Police reprimand from Deputy Data Protection Ombudsman – police have initiated measures ordered - Police
Police reprimand from Deputy Data Protection Ombudsman – police have initiated measures ordered
The Deputy Data Protection Ombudsman has reprimanded the police for a data security breach at the turn of 2019/2020 arising from the trial use of facial recognition technology to combat child sexual abuse. The ruling by the Deputy Data Protection Ombudsman also includes orders for follow-up measures to be taken by the police as controller.
The police take data protection seriously and take into account the rights of the data subject in all their operations.
“The police take the reprimand from the Deputy Data Protection Ombudsman seriously and will ensure that the measures ordered in the ruling are put in place. In addition, we will further develop our skills and procedures to ensure there will be no reoccurrence of anything similar going forward,” says Annina Hautala, Chief of Information Management at the National Police Board.

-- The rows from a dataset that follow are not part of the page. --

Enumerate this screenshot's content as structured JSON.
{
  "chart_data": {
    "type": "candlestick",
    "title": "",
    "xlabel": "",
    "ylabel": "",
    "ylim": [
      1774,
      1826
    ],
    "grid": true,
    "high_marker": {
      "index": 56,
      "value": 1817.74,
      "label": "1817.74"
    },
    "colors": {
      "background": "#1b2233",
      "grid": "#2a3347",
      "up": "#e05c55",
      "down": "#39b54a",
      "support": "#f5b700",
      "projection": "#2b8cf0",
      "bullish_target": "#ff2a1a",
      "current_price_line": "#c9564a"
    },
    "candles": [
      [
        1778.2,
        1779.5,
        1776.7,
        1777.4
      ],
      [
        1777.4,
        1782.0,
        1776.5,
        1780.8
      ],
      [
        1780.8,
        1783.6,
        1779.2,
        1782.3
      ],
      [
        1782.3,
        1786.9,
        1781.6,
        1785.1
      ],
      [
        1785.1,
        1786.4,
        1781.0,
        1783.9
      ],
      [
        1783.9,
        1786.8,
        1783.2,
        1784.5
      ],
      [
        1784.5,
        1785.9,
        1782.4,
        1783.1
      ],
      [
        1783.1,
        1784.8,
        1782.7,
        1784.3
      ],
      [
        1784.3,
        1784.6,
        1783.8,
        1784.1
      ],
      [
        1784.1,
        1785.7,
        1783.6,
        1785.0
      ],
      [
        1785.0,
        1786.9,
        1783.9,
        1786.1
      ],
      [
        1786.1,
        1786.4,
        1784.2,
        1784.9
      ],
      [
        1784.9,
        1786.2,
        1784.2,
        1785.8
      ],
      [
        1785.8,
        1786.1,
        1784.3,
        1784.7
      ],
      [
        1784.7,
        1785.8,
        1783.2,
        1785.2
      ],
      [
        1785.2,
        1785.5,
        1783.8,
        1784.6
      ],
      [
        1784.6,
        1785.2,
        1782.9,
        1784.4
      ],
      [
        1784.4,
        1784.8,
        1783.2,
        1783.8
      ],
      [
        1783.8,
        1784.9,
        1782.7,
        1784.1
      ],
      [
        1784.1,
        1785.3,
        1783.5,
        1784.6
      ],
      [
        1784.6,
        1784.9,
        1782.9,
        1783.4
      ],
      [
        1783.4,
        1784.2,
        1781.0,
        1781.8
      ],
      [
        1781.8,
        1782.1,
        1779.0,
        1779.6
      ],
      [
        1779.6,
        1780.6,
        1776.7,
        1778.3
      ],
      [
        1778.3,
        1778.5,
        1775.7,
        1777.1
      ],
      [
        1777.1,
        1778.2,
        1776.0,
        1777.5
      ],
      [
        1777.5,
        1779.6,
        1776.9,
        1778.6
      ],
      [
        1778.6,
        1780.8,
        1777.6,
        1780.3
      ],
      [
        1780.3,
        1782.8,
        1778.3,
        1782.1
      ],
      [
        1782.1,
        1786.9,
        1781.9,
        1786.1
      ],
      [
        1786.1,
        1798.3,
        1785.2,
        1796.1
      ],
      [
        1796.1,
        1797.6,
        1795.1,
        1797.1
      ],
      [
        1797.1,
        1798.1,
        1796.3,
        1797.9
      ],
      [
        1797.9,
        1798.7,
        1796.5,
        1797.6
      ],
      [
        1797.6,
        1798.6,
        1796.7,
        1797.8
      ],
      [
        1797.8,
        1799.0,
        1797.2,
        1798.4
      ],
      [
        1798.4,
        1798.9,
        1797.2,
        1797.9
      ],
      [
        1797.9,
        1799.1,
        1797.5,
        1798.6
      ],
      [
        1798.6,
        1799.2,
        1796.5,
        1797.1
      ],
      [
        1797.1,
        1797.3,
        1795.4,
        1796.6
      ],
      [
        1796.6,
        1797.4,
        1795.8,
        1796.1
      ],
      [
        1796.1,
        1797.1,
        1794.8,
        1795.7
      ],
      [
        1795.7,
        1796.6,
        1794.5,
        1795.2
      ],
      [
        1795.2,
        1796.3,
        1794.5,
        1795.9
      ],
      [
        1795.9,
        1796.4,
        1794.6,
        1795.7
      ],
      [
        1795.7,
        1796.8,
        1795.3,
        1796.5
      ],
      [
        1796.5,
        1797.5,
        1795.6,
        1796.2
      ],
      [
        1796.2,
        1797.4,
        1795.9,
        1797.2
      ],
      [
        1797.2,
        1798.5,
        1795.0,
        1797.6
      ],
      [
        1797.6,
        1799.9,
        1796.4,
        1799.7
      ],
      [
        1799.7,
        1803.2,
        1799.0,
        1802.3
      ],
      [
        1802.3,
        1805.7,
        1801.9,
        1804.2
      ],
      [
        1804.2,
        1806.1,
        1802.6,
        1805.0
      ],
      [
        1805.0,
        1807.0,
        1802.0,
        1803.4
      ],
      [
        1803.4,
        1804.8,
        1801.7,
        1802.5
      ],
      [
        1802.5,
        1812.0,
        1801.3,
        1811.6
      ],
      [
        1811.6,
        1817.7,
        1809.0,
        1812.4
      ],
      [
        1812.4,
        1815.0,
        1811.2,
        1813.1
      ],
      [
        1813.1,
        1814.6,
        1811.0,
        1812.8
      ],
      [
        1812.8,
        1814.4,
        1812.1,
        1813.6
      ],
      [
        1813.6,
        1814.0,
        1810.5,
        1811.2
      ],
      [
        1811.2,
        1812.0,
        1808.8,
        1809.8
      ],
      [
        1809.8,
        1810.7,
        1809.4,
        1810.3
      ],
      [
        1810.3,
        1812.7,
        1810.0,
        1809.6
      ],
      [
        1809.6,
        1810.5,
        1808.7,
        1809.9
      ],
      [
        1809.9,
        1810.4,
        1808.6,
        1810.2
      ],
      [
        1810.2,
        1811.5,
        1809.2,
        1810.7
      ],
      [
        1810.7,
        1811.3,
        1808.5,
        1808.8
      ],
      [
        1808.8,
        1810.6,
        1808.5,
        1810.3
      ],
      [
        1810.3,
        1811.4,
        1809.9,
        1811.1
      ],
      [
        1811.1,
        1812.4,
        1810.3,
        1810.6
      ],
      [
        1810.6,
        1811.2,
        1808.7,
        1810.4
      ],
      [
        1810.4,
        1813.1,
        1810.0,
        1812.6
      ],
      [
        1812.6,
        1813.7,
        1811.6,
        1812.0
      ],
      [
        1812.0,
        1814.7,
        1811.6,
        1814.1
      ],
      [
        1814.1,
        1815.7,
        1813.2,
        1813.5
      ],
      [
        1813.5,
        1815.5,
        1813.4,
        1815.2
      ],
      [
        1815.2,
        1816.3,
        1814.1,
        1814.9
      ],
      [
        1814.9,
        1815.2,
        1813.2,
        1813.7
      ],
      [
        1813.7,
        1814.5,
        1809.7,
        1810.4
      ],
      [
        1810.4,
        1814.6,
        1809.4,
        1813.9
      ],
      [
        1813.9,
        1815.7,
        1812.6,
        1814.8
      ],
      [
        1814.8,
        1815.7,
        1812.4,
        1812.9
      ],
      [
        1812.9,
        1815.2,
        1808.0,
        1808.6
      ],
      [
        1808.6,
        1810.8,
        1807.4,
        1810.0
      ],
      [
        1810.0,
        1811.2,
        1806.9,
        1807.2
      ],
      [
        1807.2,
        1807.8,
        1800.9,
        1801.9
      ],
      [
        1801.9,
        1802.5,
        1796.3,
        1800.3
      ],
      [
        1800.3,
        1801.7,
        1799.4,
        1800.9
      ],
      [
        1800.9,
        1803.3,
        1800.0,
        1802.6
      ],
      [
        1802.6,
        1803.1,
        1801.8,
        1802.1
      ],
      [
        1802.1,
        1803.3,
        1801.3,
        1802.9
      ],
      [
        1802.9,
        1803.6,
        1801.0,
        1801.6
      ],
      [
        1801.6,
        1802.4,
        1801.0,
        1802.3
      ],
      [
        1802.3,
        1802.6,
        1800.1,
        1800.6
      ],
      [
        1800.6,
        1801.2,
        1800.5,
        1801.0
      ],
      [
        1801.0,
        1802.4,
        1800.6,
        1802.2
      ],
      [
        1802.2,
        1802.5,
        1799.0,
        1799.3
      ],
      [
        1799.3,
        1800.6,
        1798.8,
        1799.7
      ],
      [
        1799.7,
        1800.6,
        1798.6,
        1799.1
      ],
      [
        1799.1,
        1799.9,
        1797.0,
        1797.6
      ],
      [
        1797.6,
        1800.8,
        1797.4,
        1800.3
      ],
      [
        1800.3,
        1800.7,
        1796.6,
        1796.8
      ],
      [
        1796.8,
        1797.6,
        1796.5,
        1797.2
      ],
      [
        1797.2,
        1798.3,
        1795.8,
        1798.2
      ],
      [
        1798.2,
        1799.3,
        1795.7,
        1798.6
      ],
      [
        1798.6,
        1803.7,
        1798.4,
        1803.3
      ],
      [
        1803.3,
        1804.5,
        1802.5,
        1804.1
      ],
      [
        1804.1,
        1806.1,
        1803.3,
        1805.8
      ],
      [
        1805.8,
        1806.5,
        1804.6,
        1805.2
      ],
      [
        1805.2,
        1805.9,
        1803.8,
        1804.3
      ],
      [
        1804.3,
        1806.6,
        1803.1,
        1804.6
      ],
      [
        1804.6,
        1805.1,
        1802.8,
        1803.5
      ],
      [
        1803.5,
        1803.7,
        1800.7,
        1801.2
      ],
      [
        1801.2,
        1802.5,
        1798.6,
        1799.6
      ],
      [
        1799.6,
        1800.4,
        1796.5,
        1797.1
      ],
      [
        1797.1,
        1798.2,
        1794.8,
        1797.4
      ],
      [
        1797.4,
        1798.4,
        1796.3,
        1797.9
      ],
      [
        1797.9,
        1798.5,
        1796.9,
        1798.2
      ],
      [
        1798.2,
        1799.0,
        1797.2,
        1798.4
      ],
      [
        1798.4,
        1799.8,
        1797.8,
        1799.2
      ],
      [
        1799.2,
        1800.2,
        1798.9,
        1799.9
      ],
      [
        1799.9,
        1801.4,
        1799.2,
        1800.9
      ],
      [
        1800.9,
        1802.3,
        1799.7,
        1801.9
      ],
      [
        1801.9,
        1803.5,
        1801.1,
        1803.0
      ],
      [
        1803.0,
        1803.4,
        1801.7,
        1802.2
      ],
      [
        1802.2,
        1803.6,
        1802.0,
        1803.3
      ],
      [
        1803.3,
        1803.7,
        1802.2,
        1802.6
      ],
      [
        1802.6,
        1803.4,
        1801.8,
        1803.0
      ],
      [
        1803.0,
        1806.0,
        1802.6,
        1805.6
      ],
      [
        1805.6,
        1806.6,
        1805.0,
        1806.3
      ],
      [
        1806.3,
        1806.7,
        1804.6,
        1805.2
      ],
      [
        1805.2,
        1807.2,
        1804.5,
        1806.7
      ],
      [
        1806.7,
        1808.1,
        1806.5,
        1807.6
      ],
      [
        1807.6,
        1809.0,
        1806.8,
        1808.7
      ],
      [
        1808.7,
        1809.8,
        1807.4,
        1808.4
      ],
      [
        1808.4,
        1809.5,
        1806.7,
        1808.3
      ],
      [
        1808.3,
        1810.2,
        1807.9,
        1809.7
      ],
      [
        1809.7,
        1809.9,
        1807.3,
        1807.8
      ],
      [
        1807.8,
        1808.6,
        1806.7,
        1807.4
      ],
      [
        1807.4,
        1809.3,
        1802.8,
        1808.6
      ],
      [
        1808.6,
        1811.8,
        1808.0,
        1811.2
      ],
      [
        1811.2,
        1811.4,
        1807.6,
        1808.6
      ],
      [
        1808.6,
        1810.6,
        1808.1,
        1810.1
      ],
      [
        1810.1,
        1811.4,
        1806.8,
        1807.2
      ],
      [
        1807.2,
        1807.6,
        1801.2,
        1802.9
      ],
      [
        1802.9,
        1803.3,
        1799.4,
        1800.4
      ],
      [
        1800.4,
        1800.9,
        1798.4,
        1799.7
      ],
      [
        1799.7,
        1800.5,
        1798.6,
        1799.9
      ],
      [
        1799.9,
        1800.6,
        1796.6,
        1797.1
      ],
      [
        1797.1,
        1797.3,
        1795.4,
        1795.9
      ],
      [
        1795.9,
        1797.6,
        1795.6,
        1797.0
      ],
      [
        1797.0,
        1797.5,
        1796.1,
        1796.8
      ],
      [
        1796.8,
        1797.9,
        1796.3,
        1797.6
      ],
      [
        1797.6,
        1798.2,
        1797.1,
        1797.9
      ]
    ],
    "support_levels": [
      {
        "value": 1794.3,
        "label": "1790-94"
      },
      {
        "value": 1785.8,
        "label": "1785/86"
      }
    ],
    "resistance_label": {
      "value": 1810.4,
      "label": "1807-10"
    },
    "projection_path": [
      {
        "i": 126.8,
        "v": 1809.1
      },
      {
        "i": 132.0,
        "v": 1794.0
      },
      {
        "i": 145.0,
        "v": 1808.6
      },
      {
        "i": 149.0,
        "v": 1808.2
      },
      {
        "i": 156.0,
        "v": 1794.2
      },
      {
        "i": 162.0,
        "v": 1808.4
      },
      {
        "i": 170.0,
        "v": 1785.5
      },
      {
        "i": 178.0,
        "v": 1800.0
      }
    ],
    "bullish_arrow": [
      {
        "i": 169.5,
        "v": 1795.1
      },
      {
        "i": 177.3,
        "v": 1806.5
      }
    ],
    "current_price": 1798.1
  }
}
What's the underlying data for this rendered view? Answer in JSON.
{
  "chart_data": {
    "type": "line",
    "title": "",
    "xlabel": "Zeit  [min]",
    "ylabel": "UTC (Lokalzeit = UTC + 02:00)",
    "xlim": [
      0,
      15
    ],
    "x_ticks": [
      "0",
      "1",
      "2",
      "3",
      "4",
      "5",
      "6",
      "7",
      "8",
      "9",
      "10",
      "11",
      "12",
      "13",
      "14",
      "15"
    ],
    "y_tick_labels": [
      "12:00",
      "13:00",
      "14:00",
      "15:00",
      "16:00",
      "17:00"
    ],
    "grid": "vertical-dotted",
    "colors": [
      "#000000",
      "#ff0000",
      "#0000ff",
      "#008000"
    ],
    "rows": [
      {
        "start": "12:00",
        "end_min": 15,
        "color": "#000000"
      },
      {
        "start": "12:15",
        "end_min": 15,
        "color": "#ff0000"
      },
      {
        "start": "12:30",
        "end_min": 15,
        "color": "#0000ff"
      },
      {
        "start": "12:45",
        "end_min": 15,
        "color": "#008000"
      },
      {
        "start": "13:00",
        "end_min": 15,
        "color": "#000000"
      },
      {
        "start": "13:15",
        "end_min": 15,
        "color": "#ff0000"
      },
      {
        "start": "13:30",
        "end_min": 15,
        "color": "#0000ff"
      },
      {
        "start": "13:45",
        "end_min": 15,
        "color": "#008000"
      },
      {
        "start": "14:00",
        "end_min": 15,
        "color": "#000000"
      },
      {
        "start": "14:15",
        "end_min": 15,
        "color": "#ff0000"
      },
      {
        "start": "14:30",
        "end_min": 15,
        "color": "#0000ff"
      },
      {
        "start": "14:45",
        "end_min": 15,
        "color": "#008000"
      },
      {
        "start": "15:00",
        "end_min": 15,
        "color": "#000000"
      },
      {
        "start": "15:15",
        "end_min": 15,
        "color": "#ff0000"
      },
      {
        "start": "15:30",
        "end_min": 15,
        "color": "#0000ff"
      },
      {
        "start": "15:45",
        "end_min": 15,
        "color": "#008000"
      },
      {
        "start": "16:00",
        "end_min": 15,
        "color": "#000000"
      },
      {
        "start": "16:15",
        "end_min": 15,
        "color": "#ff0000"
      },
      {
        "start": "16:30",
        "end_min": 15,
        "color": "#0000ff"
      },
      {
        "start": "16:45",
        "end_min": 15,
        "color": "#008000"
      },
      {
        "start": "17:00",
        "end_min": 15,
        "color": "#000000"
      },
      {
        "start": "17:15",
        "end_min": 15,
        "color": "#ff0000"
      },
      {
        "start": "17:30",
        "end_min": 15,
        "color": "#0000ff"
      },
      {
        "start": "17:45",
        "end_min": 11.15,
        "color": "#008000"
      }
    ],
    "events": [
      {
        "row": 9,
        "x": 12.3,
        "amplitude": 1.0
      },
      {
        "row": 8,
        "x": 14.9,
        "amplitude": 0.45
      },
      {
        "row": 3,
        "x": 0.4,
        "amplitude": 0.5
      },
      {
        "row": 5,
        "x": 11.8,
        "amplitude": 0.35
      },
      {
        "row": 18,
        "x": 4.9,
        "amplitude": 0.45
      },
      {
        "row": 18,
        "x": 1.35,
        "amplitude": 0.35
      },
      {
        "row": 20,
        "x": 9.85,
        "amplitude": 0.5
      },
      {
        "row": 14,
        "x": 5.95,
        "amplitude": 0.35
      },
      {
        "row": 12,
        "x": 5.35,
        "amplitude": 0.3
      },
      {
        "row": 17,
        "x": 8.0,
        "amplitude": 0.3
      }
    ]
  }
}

Background of data security breach detected in spring 2021
In spring 2021, the police discovered a suspected data security breach involving personal data. The police immediately took steps to investigate the suspected breach to minimise the harm caused to the data subject and to prevent similar anomalies.
The matter concerns a situation notified by the National Bureau of Investigation where personal data had been processed in the Clearview AI system at the National Bureau of Investigation for the purposes of testing the service. Testing was related to development tasks for which the National Bureau of Investigation is responsible to enhance combating online child sexual abuse. Neither the information security nor the compliance of the service with data protection legislation had been sufficiently ensured beforehand.
During the trial period, the software conducted around 120 searches with facial images of potential victims found on social media services. Four persons used the software during the month-long trial, after which the National Bureau of Investigation discontinued use of the service for data protection reasons on their own initiative. During the trial use, searches were made mostly using test data and according to the report obtained only two instances involved real images. The images contained no information that would offend sexual morality.
The National Police Board submitted a preliminary notification of the suspected breach to the Data Protection Ombudsman on 9 April 2021.
“The police want to be as open as possible and to this end the National Bureau of Investigation also published a press release about the matter on 9 April. The police continued to investigate the situation and a supplementary final report was submitted to the Data Protection Ombudsman as soon as a sufficiently comprehensive picture of the situation was received and the follow-up measures had been planned,” Hautala says.
The internal investigation carried out by the police revealed that for the same processing purpose, the National Bureau of Investigation had a few times tested another application related to identification of material linked to the sexual exploitation of children. Again, no information offending sexual morality was processed in this service.
Police given instructions on information security and data protection
The police have been given extensive written instructions on information security, personal data processing and the rights of data subjects. During 2020, also mandatory training on information security and personal data processing was provided for all police personnel. There was also training on the processing of biometric data.
“As a result of the incident, the National Police Board will reassess the need to update information security and data protection processes, guidelines and training. The National Board of Police will also take steps to ensure that there is sufficient awareness of the process for introducing new information systems and services and the procedures for operating accordingly across the police organisation,” Hautala says.